Apple launched its Zero Waste Program in 2015 to encourage suppliers to divert waste from landfill. While all final assembly locations have been declared zero waste, Apple says it’s still working with others further up the supply chain to implement zero waste practices.
The company has also trained 17.3 million supplier employees about workplace rights since 2007, while a further 3.6 million have received ‘advanced education and skills training’.
“This year, we’re proud to give more people an opportunity to advance their education,” says Williams.
“Working alongside our suppliers, we're challenging ourselves to find new ways to keep our planet healthy for future generations.

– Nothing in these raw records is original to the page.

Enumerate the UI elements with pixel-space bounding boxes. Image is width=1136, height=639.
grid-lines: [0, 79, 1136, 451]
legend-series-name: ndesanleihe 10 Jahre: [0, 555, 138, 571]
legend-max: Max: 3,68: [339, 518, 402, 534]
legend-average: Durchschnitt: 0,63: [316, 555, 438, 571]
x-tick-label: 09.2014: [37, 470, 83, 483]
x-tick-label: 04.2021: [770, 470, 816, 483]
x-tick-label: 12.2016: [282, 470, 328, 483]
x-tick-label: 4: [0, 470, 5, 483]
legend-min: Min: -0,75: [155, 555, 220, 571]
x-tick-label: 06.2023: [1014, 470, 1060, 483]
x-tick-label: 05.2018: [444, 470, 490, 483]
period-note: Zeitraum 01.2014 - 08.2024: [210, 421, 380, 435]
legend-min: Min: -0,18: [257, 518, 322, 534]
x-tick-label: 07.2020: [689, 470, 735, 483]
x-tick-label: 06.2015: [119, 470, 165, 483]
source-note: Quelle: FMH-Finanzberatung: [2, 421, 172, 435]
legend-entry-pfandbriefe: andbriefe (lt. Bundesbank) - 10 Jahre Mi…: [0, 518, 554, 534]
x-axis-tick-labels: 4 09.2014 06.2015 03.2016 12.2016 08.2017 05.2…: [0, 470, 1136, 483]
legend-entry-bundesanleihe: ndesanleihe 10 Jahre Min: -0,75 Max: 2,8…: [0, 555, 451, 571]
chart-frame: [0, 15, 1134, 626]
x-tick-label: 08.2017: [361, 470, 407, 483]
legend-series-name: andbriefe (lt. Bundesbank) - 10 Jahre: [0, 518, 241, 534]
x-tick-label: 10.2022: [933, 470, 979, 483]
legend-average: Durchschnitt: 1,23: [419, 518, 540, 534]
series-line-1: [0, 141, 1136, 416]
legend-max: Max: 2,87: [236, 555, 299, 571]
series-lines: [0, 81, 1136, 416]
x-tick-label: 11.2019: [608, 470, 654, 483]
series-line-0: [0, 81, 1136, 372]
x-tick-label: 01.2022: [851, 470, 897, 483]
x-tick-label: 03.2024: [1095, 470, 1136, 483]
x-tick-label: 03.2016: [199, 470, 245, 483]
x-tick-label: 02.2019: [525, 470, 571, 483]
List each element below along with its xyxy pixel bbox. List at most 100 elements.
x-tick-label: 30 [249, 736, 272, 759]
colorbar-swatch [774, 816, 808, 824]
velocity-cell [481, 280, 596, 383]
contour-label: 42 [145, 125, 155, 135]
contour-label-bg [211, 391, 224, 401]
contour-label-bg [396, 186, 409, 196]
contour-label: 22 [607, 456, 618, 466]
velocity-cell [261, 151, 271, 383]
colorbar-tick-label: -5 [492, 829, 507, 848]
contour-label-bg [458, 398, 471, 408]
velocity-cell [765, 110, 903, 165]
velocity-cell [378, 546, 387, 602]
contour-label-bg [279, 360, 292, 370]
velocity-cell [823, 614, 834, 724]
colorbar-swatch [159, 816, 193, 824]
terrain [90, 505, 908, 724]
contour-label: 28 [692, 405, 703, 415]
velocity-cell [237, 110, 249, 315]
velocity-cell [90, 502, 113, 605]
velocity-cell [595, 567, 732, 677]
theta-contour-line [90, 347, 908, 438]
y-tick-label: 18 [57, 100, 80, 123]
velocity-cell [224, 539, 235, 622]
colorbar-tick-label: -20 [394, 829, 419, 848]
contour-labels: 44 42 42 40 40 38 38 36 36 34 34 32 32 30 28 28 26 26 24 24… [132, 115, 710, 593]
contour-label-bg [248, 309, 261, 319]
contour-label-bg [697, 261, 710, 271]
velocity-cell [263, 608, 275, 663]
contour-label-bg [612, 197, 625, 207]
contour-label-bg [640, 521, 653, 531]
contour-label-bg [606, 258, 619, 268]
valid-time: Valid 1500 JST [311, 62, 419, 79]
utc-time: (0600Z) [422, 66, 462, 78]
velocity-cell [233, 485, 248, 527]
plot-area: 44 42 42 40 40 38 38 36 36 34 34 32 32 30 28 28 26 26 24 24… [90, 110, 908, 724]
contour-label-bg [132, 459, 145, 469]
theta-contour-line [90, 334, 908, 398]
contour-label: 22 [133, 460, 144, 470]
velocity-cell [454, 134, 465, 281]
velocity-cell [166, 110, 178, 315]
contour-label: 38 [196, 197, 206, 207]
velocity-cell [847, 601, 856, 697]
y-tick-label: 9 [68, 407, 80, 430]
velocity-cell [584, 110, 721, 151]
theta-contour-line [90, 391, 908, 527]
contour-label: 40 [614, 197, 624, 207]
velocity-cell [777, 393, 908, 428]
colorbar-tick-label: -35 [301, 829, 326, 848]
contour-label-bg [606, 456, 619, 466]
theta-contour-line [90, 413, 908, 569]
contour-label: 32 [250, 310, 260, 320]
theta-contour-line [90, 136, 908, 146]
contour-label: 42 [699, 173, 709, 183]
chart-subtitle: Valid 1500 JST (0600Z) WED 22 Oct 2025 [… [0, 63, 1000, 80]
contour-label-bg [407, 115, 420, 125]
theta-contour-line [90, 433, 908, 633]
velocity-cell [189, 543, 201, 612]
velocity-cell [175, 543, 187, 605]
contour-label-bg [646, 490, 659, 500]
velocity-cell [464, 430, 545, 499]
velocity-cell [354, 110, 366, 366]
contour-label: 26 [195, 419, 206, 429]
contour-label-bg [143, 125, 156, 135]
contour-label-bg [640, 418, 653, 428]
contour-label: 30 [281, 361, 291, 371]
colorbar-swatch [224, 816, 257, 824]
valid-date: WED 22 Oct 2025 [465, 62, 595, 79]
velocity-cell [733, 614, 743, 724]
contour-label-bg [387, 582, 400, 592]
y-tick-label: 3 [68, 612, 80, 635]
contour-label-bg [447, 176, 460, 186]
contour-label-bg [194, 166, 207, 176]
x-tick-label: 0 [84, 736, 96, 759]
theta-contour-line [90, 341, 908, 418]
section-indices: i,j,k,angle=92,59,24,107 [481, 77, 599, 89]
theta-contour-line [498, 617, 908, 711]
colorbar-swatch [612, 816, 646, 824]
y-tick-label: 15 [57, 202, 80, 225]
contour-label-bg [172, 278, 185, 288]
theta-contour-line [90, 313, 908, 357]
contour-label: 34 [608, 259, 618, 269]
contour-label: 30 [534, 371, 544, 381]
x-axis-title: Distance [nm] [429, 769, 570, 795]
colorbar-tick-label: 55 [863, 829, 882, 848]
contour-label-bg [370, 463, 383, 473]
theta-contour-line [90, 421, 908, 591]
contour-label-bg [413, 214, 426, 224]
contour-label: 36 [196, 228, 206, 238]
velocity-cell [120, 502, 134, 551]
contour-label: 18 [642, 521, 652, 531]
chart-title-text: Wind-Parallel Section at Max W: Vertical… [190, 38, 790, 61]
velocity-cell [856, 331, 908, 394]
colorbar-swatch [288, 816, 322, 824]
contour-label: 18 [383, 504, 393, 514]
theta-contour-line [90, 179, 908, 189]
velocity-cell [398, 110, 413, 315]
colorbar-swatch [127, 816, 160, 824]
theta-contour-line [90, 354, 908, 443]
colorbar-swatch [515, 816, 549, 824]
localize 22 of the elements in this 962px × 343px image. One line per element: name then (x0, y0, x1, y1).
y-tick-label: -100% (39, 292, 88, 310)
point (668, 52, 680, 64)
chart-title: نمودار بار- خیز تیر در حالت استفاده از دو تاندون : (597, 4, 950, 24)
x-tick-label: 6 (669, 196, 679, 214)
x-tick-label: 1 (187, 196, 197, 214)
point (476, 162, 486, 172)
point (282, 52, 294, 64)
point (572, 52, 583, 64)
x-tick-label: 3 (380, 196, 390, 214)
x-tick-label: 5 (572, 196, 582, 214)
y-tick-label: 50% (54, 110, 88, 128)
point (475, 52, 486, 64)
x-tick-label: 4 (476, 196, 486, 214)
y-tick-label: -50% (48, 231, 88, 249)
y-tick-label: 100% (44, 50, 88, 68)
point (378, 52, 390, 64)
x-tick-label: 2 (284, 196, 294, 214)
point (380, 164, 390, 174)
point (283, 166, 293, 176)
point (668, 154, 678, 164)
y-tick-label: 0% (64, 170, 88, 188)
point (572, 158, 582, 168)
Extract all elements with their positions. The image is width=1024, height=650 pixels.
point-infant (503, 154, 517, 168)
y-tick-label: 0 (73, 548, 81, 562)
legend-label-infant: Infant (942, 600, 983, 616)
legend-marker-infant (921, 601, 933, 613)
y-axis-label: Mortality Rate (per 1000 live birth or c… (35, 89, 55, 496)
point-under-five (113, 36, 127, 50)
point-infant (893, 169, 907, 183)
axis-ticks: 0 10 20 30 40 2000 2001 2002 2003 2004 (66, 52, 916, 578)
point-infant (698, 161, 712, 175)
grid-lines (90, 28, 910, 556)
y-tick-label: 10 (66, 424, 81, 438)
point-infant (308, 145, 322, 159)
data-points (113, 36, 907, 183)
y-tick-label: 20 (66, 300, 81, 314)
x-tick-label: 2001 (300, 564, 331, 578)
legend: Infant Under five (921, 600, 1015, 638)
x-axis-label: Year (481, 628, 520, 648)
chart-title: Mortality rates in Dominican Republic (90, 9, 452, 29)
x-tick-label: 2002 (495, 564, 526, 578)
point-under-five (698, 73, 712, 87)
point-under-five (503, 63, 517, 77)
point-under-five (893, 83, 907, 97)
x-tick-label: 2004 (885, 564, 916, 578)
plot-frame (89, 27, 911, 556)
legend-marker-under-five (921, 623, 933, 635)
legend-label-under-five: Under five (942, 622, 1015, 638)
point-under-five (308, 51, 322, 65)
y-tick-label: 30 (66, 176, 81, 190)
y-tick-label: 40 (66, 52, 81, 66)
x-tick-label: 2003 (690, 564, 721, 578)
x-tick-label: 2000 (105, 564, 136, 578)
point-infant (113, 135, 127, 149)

Our goal has always been not just to drive progress in our supply chain, but to drive meaningful change across the industry.”
Last year Apple added new courses to its education programmes for supplier employees, including one on app development with Swift.
“Last year, more than 1500 employees at Apple suppliers earned a college degree, adding to the thousands who have taken advantage of education programming, which expands every year.
Additionally, Apple has worked with its suppliers to create health training programs that have reached more than 250,000 people globally, and include courses on nutrition and maternal health.”
The report quotes a technician from electronics manufacturer Jabil in China. Tao Jiang, who co-created a social media app for employees to share technical tips, says the training really changed his life.
“Now if I face a problem, I can turn it around to look at it in a different way. It’s totally changed my mindset at work. Before I was just an operator, but now I want to be a professional in the IT department.”
Apple says its Supplier Code of Conduct measures suppliers against more than 500 criteria. Suppliers must meet high standards for safe and respectful workplaces, the company says.
The report goes into more detail about Apple’s initiatives with its suppliers; including underage labour, human rights, health and safety violations (most were to do with occupational health and safety hazard prevention, as well as emergency preparedness.